The 20-year-old grandson-of/property-manager-for my landlord

The 20-year-old grandson-of/property-manager-for my landlord is leaning against the building next door, enjoying a late summer daydream, his boyish limbs a-languor, his meditation central and deep.  And secret.  He is tall and blonde though not stunningly handsome, and cordial but not particularly charming, yet nonetheless I find moments of him – such as this secretly stolen spectre – especially delightful. 

The determined reader will have found that much of my writing is (and I am not proud of this) a ponderous mass of whining and self-pity.  The casual reader never stays, I think.  The reason for my depressed style is perhaps the same reason that I am fascinated by this plain boy outside my window; regret. 

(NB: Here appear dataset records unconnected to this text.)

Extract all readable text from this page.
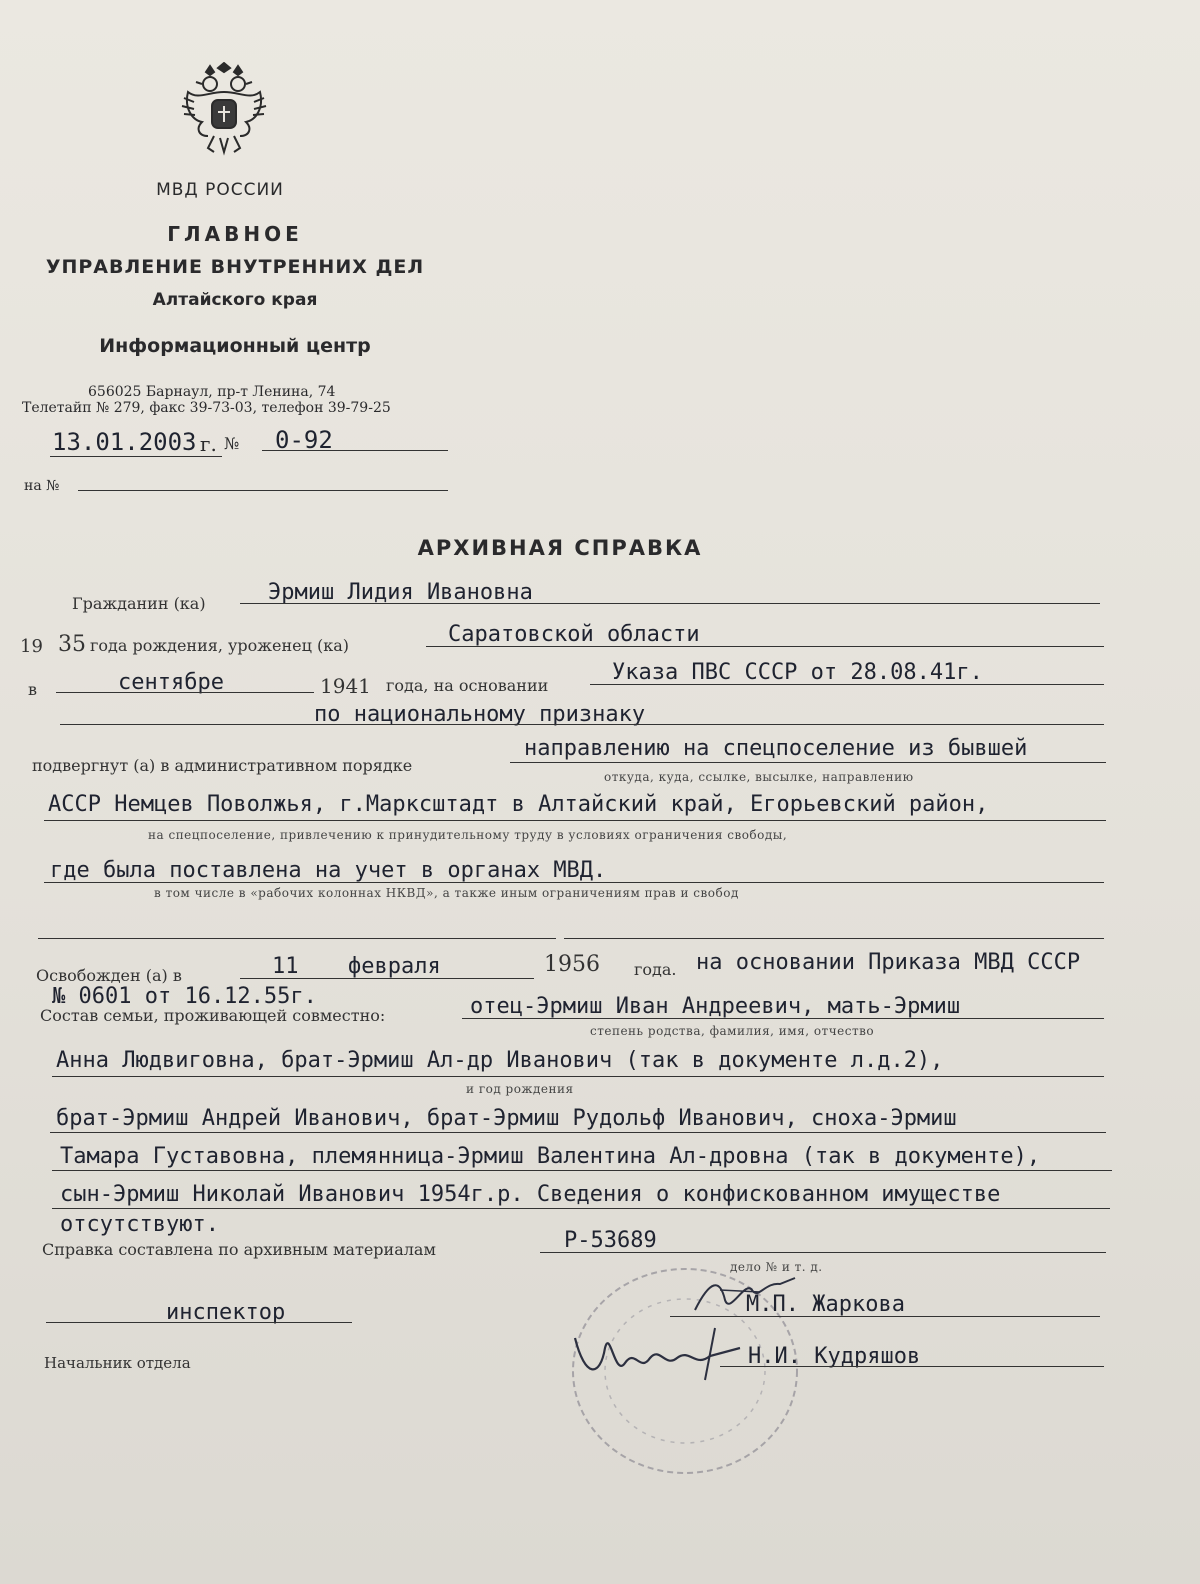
МВД РОССИИ
ГЛАВНОЕ
УПРАВЛЕНИЕ ВНУТРЕННИХ ДЕЛ
Алтайского края
Информационный центр
656025 Барнаул, пр-т Ленина, 74
Телетайп № 279, факс 39-73-03, телефон 39-79-25
13.01.2003 г. № 0-92
на №
АРХИВНАЯ СПРАВКА
Гражданин (ка)	Эрмиш Лидия Ивановна
19 35 года рождения, уроженец (ка)	Саратовской области
в	сентябре	1941 года, на основании
Указа ПВС СССР от 28.08.41г.
по национальному признаку
подвергнут (а) в административном порядке
направлению на спецпоселение из бывшей
откуда, куда, ссылке, высылке, направлению
АССР Немцев Поволжья, г.Марксштадт в Алтайский край, Егорьевский район,
на спецпоселение, привлечению к принудительному труду в условиях ограничения свободы,
где была поставлена на учет в органах МВД.
в том числе в «рабочих колоннах НКВД», а также иным ограничениям прав и свобод
Освобожден (а) в	11 февраля	1956 года. на основании Приказа МВД СССР
№ 0601 от 16.12.55г.
Состав семьи, проживающей совместно:	отец-Эрмиш Иван Андреевич, мать-Эрмиш
степень родства, фамилия, имя, отчество
Анна Людвиговна, брат-Эрмиш Ал-др Иванович (так в документе л.д.2),
и год рождения
брат-Эрмиш Андрей Иванович, брат-Эрмиш Рудольф Иванович, сноха-Эрмиш
Тамара Густавовна, племянница-Эрмиш Валентина Ал-дровна (так в документе),
сын-Эрмиш Николай Иванович 1954г.р. Сведения о конфискованном имуществе
отсутствуют.
Справка составлена по архивным материалам	Р-53689
дело № и т. д.
инспектор	М.П. Жаркова
Начальник отдела	Н.И. Кудряшов
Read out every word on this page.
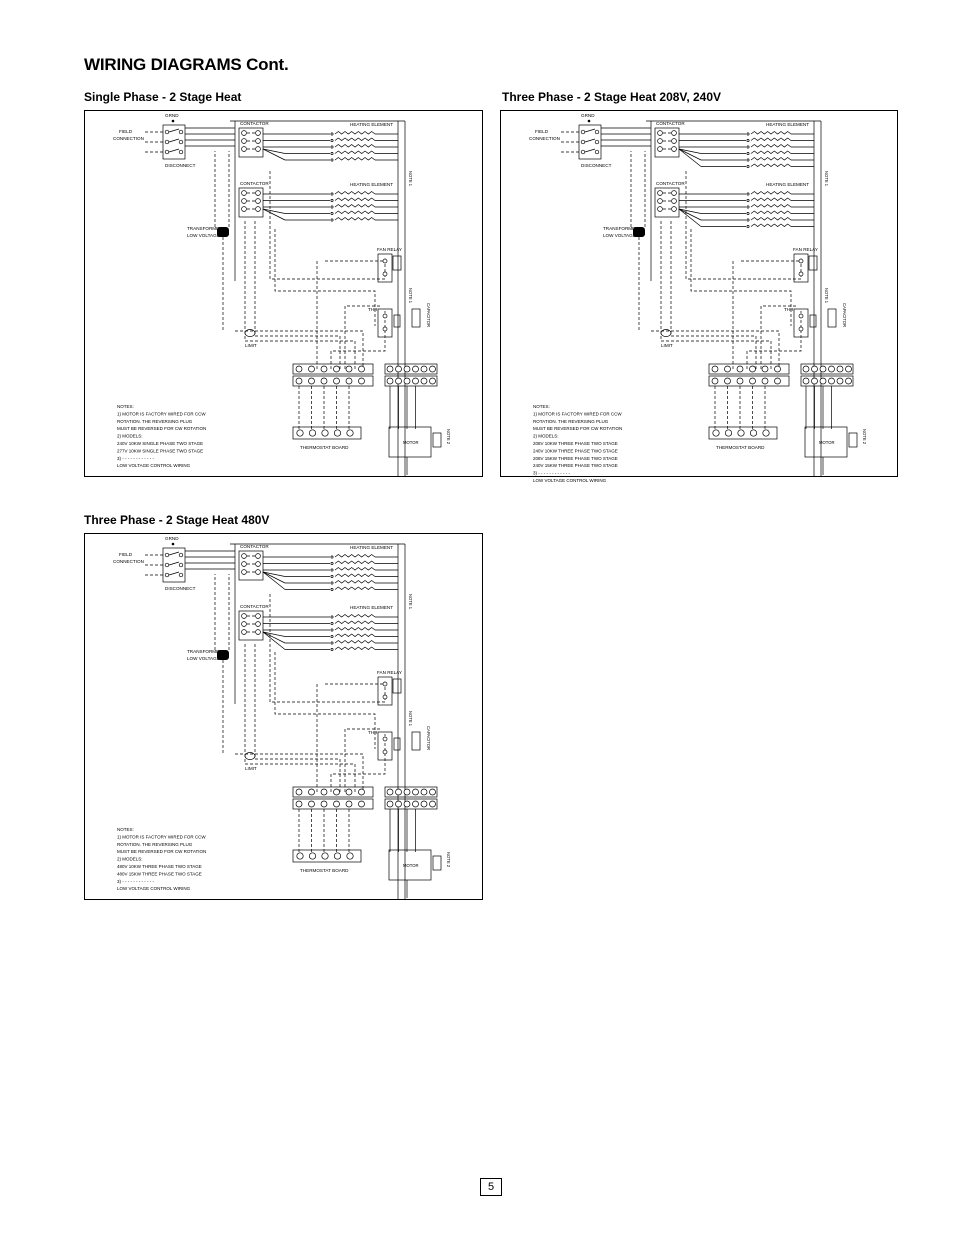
WIRING DIAGRAMS Cont.
Single Phase - 2 Stage Heat	Three Phase - 2 Stage Heat 208V, 240V
Three Phase - 2 Stage Heat 480V
GRND
FIELD
CONNECTION
DISCONNECT
CONTACTOR	HEATING ELEMENT
CONTACTOR	HEATING ELEMENT
TRANSFORMER
LOW VOLTAGE
FAN RELAY
NOTE 1
NOTE 1
THR	CAPACITOR
LIMIT
THERMOSTAT BOARD
MOTOR	NOTE 2
NOTES:
1) MOTOR IS FACTORY WIRED FOR CCW
ROTATION. THE REVERSING PLUG
MUST BE REVERSED FOR CW ROTATION
2) MODELS:
240V 10KW SINGLE PHASE TWO STAGE
277V 10KW SINGLE PHASE TWO STAGE
3) - - - - - - - - - - - -
LOW VOLTAGE CONTROL WIRING
GRND
FIELD
CONNECTION
DISCONNECT
CONTACTOR	HEATING ELEMENT
CONTACTOR	HEATING ELEMENT
TRANSFORMER
LOW VOLTAGE
FAN RELAY
NOTE 1
NOTE 1
THR	CAPACITOR
LIMIT
THERMOSTAT BOARD
MOTOR	NOTE 2
NOTES:
1) MOTOR IS FACTORY WIRED FOR CCW
ROTATION. THE REVERSING PLUG
MUST BE REVERSED FOR CW ROTATION
2) MODELS:
208V 10KW THREE PHASE TWO STAGE
240V 10KW THREE PHASE TWO STAGE
208V 15KW THREE PHASE TWO STAGE
240V 15KW THREE PHASE TWO STAGE
3) - - - - - - - - - - - -
LOW VOLTAGE CONTROL WIRING
GRND
FIELD
CONNECTION
DISCONNECT
CONTACTOR	HEATING ELEMENT
CONTACTOR	HEATING ELEMENT
TRANSFORMER
LOW VOLTAGE
FAN RELAY
NOTE 1
NOTE 1
THR	CAPACITOR
LIMIT
THERMOSTAT BOARD
MOTOR	NOTE 2
NOTES:
1) MOTOR IS FACTORY WIRED FOR CCW
ROTATION. THE REVERSING PLUG
MUST BE REVERSED FOR CW ROTATION
2) MODELS:
480V 10KW THREE PHASE TWO STAGE
480V 15KW THREE PHASE TWO STAGE
3) - - - - - - - - - - - -
LOW VOLTAGE CONTROL WIRING
5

I read, in Bono’s commencement address to Harvard, “…Is missing the moment unacceptable to you ?  Is wasting inspiration a crime?  It is for a musician.”.  I must therefore be a musician.  (!).  I am no more a musician than I am a writer, but I am so in love with the moment and the inspiration that I am stuck lamenting their loss.  It’s like I am focussing on everything not just as I am receiving it as a free gift form the universe, but just as it has passed; as if choosing a vantage point in the lull of the wave’s wake is preferrable to riding its curling lip on the event-horizon of disaster. 

I was a boy.  I am not now.  I was absent from my boyhood in lamentation for my lost childhood.  And still looking back, I am absent from my manhood in lamentation for my lost boyhood.  Missing the moment, wasting inspiration. 

Just twenty minutes passed, and the meditative boy ouside my window is long gone.